In this paper, I have asked a seemingly simple question: can gene editing be compatible with agroecology? The question is hardly rhetorical, as can be seen with the controversial UN Food Systems Summit (UNFSS) and counter-mobilizations against the summit, where technological visions and agroecological visions battled for authority and epistemic legitimacy (Ackermann et al. 2021; Jonas 2021; Montenegro de Wit and Iles 2021). For Summit organizers and backers, notably the World Economic Forum and the Gates Foundation, complementarity offers a way to both capitalize on agroecology’s momentum and to neutralize it by deflecting agroecological demands that global elites avoid at all costs: land reparations and land redistribution, wealth deconcentration and economic justice, rematriations of Native and peasant seeds. The UNFSS, moreover, sought to unseat the multilateral governance framework of the UN Committee on Food Security (Canfield et al. 2021; Clapp et al. 2021) whose High Level Panel of Experts has questioned the appropriateness of biotechnology for agroecological futures (HLPE 2019). In this charged political context, with tech elites actively discrediting and bypassing institutions that support agroecology’s legitimacy, agroecologists who hold out hope for technology will rightly question the strategic wisdom of vocalizing that hope. Yet, this paper has argued, CRISPR can be complementary to agroecology, assuming that transformations of monopoly power, racial capitalist violence, and ongoing colonial rule can occur.

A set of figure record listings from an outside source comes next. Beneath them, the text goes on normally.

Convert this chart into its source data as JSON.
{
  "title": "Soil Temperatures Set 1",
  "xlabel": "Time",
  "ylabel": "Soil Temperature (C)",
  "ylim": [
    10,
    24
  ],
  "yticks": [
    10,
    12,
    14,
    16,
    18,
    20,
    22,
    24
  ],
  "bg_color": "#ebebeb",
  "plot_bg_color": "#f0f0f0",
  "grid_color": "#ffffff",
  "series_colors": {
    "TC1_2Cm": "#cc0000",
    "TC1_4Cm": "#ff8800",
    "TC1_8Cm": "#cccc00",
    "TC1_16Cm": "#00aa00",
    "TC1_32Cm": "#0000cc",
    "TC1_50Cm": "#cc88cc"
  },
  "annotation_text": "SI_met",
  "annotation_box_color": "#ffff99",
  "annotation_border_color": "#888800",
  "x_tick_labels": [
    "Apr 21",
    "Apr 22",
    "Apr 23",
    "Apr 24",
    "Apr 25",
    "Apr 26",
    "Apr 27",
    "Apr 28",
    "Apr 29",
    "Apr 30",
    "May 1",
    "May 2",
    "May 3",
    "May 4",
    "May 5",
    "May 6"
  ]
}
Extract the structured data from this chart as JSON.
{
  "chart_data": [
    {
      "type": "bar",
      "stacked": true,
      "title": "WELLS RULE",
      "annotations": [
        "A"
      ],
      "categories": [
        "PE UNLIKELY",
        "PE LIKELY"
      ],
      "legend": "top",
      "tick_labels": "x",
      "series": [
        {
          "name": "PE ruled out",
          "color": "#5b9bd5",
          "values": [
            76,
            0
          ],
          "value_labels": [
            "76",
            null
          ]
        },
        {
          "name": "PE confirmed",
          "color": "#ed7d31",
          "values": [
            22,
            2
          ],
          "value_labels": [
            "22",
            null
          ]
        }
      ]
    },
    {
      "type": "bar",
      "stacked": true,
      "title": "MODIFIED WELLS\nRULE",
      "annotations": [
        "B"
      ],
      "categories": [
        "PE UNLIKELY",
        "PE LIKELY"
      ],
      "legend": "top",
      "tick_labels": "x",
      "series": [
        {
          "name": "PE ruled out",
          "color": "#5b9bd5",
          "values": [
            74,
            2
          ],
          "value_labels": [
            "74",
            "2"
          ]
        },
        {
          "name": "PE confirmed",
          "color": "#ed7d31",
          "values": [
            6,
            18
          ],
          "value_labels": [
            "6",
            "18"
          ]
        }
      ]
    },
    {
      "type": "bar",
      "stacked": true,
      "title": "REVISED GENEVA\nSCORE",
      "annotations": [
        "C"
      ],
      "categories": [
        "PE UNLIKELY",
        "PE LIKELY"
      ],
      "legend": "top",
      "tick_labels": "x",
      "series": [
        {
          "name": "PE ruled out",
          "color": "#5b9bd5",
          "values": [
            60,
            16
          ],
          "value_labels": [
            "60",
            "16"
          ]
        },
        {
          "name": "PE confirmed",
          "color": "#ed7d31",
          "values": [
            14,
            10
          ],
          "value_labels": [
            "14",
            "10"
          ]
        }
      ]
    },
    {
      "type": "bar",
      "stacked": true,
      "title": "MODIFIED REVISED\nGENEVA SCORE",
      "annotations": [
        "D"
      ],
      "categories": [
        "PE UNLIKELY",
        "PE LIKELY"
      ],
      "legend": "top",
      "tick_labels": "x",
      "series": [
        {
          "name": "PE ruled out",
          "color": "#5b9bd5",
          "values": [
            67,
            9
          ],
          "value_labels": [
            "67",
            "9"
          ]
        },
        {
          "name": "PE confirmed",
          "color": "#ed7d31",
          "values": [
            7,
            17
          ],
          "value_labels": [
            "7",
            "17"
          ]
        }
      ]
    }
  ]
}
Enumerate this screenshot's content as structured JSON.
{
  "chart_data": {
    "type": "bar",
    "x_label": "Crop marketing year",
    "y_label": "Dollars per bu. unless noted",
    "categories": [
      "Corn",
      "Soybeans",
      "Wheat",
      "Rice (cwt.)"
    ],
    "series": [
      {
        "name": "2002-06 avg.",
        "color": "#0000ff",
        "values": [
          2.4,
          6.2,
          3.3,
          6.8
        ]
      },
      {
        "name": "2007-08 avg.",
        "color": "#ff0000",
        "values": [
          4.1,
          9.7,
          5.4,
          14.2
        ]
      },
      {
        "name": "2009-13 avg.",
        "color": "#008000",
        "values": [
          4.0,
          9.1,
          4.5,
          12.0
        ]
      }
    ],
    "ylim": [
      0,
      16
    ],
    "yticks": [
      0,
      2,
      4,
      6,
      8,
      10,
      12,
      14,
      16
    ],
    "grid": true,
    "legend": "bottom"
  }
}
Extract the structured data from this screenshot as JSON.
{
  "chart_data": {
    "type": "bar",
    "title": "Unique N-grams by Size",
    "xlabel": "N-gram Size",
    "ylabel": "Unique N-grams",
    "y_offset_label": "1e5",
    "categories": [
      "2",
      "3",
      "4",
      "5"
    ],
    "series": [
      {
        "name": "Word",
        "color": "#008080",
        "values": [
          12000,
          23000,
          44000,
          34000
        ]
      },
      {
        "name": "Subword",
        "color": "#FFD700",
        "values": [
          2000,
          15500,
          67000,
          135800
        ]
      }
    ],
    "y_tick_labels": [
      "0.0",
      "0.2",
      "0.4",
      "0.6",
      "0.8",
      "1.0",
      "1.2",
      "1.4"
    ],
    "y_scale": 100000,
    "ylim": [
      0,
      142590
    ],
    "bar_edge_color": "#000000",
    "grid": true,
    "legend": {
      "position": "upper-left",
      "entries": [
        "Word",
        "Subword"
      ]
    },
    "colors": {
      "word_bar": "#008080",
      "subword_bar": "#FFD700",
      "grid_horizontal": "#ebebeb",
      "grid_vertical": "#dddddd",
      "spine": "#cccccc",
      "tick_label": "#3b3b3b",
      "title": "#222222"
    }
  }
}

To make that argument, I have worked through 9 layers of the complementary question. Exploring knowledge foundations, “win–win” mythologies, and root-cause problems, I argued that calls for CRISPR/agroecology compatibility have almost always focused on technical aspects (eg. growing gene edited crops in polyculture fields) because looking at epistemic and structural compatibility would reveal lock-outs and win-losses that techniques alone cannot destabilize or fix. I shed light on distinct assumptions about nature etched into the saving-land-from-people discourse of gene editors versus the saving-land-with-people discourse of agroecology. Those discursive struggles also revealed why agroecologists are seldom the ones broaching the conversation about complementarity. Frequently framed as ignorant about, or “anti” technology, agroecologists’ position is informed by the evidence on hand: where race-class inequality is propagated, invisibilized, and normalized by seemingly neutral information architectures; where technological access has never smoothly translated into social wellbeing; where agrarian history is littered with benefits that are uneven, that constitutively produce harm amidst gain, and that collapse over time into livelihood and ecological crises.

To conclude, I argue that access should be reworked into technology sovereignty: a bolder challenge that rests on people’s rights to make decisions about and co-create technologies that reflect, respond to, and mobilize communities’ collective knowledge and power. Such sovereignty, I suggest, is possible and will ultimately make complementary viable, if indeed this is what smallholders and Indigenous communities, in all their locally specific diversities, want and choose. This will not require perfect harmonization of divergent epistemologies and ontologies, which is neither possible nor desirable. But it will demand a reckoning with the politics of technology and the worldmaking of coloniality that technology can either work to shore up or can help shatter.